The debt-to-EBITDA ratio is expected to be 1.0x, one year post culmination, with access to liquidity through excess cash and incremental operational and competitive leverage against prime operators such as NASDAQ OMX Group Inc. (NDAQ) and CME Group Inc. (CME). Lower capital expenditures and continued deleveraging helped the debt-to-EBITDA ratio to decline to 1.7x in the second quarter of 2011, the lowest since the inception of NYSE.

The merger is also set to provide exceptional shareholder value. At the current dividend rate, management has also committed that the combined entity would be paying out almost $910 million in special dividends to shareholders upon the culmination of the merger and still have significant periodic capital deployment potential.
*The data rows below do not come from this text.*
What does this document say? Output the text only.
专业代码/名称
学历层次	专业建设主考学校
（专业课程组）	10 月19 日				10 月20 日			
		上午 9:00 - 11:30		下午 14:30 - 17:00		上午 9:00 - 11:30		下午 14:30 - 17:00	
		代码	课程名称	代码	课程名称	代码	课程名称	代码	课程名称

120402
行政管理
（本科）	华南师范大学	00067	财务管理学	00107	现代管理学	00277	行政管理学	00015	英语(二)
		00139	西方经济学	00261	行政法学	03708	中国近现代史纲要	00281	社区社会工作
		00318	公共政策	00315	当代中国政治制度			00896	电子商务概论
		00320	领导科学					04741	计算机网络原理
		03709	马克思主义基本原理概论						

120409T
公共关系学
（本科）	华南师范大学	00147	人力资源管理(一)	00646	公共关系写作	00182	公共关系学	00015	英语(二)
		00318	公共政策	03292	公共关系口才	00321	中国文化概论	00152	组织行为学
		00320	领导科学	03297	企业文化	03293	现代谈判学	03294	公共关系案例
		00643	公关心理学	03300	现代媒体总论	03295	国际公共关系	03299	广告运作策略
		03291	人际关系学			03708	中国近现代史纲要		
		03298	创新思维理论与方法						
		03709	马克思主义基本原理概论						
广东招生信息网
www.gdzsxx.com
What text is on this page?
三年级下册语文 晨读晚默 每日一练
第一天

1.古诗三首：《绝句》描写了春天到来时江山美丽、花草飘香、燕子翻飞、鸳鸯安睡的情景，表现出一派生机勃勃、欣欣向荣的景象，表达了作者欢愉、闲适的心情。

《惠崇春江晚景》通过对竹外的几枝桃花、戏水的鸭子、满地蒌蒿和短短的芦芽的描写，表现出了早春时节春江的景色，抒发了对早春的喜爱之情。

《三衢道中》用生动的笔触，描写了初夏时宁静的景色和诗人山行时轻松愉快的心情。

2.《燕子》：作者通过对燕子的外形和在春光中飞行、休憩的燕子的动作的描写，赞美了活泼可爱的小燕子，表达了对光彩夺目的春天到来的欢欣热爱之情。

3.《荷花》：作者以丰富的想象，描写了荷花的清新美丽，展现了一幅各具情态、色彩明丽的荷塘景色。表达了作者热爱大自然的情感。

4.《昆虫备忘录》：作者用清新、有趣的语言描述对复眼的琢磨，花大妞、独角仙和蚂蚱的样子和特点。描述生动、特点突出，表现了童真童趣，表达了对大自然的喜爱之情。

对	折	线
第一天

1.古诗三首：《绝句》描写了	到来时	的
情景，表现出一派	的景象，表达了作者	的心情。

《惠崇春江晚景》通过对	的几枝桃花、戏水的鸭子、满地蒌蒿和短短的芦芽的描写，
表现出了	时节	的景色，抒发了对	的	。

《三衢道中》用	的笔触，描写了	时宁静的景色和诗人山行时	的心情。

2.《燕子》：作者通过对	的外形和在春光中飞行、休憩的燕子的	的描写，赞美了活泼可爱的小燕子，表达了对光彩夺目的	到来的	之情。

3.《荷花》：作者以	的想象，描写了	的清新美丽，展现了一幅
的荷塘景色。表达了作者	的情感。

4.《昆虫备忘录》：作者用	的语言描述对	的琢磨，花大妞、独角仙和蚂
While the merger has cleared its first lap by receiving approvals from the U.S. regulatory bodies and the majority shareholders of both the parties, it awaits approval from the European regulatory commission. Assuming all factors move positively, the merger is expected to culminate after 2011.

Besides, NYSE continues to drive its operating leverage and margin expansion through strong expense management, headcount reduction and lower taxes. These reflect increased momentum in its business model.
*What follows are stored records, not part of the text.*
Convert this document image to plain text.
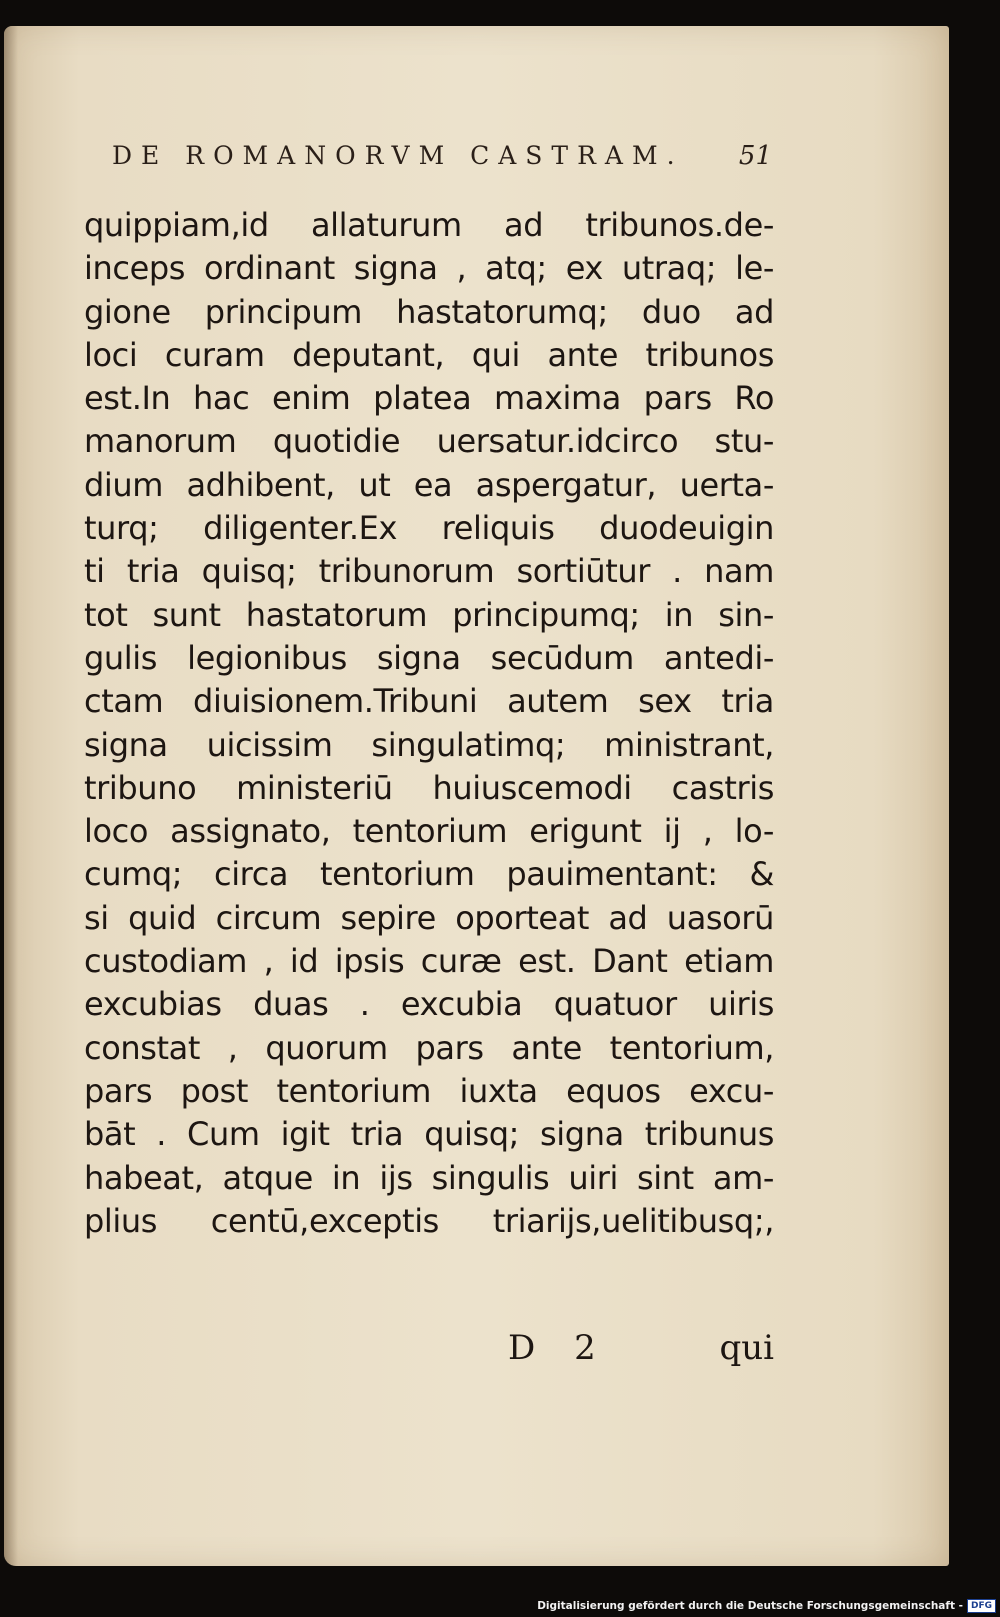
DE ROMANORVM CASTRAM. 51
quippiam,id allaturum ad tribunos.de-
inceps ordinant signa , atq; ex utraq; le-
gione principum hastatorumq; duo ad
loci curam deputant, qui ante tribunos
est.In hac enim platea maxima pars Ro
manorum quotidie uersatur.idcirco stu-
dium adhibent, ut ea aspergatur, uerta-
turq; diligenter.Ex reliquis duodeuigin
ti tria quisq; tribunorum sortiūtur . nam
tot sunt hastatorum principumq; in sin-
gulis legionibus signa secūdum antedi-
ctam diuisionem.Tribuni autem sex tria
signa uicissim singulatimq; ministrant,
tribuno ministeriū huiuscemodi castris
loco assignato, tentorium erigunt ij , lo-
cumq; circa tentorium pauimentant: &
si quid circum sepire oporteat ad uasorū
custodiam , id ipsis curæ est. Dant etiam
excubias duas . excubia quatuor uiris
constat , quorum pars ante tentorium,
pars post tentorium iuxta equos excu-
bāt . Cum igit tria quisq; signa tribunus
habeat, atque in ijs singulis uiri sint am-
plius centū,exceptis triarijs,uelitibusq;,
D 2	qui
Digitalisierung gefördert durch die Deutsche Forschungsgemeinschaft - DFG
As a result of the cost reduction programs launched in 2009, the company’s total operating expenses declined about 37% year over year in 2009 followed by a 19% cut in 2010. While maintaining the same trend into the first half of 2011 along with consistent headcount reduction, NYSE has also lowered expense and capital expenditure guidance for 2011, thereby driving up margins.

Meanwhile, the launch of the NYPC platform, new data centers and IRS futures on U.S. Liffe are expected to enhance revenue opportunities. Alongside, modest capital and operating leverage boost NYSE’s long-term growth strategies of developing clearing houses in London and Paris by the end of 2012, among others.
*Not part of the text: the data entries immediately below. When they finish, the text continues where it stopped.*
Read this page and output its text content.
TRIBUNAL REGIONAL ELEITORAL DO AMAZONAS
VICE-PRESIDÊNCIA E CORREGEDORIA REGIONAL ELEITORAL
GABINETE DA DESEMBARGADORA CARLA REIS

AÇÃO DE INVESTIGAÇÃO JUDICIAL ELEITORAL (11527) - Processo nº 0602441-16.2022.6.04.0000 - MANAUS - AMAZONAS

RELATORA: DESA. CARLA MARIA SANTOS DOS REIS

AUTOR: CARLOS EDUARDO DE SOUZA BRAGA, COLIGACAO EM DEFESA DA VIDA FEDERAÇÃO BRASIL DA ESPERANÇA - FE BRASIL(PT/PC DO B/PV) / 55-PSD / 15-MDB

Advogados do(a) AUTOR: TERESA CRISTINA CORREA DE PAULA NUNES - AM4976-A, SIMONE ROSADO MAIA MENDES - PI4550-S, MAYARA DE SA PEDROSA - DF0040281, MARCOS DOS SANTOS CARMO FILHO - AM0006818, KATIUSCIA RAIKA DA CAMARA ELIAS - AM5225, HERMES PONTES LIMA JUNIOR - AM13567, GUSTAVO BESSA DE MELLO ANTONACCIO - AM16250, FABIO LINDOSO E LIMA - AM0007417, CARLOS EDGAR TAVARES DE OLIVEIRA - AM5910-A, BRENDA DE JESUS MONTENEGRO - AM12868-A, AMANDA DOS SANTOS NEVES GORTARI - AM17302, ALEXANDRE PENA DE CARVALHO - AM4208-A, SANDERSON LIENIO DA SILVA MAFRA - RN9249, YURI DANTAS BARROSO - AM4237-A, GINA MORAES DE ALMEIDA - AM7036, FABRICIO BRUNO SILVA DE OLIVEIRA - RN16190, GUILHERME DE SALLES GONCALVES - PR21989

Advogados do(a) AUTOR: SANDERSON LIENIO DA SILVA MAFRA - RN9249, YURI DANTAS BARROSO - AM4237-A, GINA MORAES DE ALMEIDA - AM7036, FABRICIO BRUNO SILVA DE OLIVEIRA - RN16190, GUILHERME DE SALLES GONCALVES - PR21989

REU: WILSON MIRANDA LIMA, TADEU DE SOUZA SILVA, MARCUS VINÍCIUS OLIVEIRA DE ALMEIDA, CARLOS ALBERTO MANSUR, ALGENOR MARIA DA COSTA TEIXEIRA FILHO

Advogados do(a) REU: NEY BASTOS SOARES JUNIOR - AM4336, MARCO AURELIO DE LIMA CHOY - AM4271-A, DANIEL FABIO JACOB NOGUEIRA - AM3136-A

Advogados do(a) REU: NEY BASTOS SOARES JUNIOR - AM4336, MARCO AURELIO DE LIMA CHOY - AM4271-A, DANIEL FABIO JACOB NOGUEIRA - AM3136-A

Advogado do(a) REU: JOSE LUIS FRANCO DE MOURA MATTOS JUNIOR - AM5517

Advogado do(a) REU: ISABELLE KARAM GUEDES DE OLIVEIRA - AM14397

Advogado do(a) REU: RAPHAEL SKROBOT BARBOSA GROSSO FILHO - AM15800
On the flip side though, the ongoing multi-phase regulatory probe by the European Union Commission (EUC), into the NYSE-Deutsche merger, could create a snag in the process since the fusion of NYSE Liffe and Deutsche Boerse’s Eurex derivative markets provides ample scope for a monopolistic model in future.

Hence, given the antitrust concerns, the deal could face a delay on grounds of regulatory hurdles arising out of extensive reviewing. Additionally, expenses related to the merger are also likely to weigh on margins at least in the near term.

NYSE continues to suffer from weak trading volumes, which is directly affected by economic and market conditions, volatility of interest rates, inflation, changes in price levels of securities and the overall level of investors’ confidence. Weak volumes have been witnessed across equities, bonds, ETFs and structured products of the company.   

Moreover, NYSE’s top-line growth has been marred by a consistent decline in market data along with transaction and clearing revenues that plummeted on lower listing fees and rate per contract, foreign currency fluctuations, decreasing trading activity and market competition.

Further, the global economic crisis experienced in the last couple of years has also led to a decline in the size of securities offerings, new listings, trading volumes and related revenues. We do not expect any growth in the top line unless the current market recovery perks up liquidity and credit quality.

Therefore, considering all the pros and cons, the Zacks Consensus Estimate of earnings for the third quarter of 2011 is currently pegged at 64 cents per share, up about 39% year-over-year. For 2011, the earnings estimate is expected to increase about 23% over 2010 to $2.57 per share, indicating market optimism over the proposed merger.

Additionally, the quantitative Zacks Rank for NYSE Euronext is currently #3, indicating no clear directional pressure on the shares over the near term.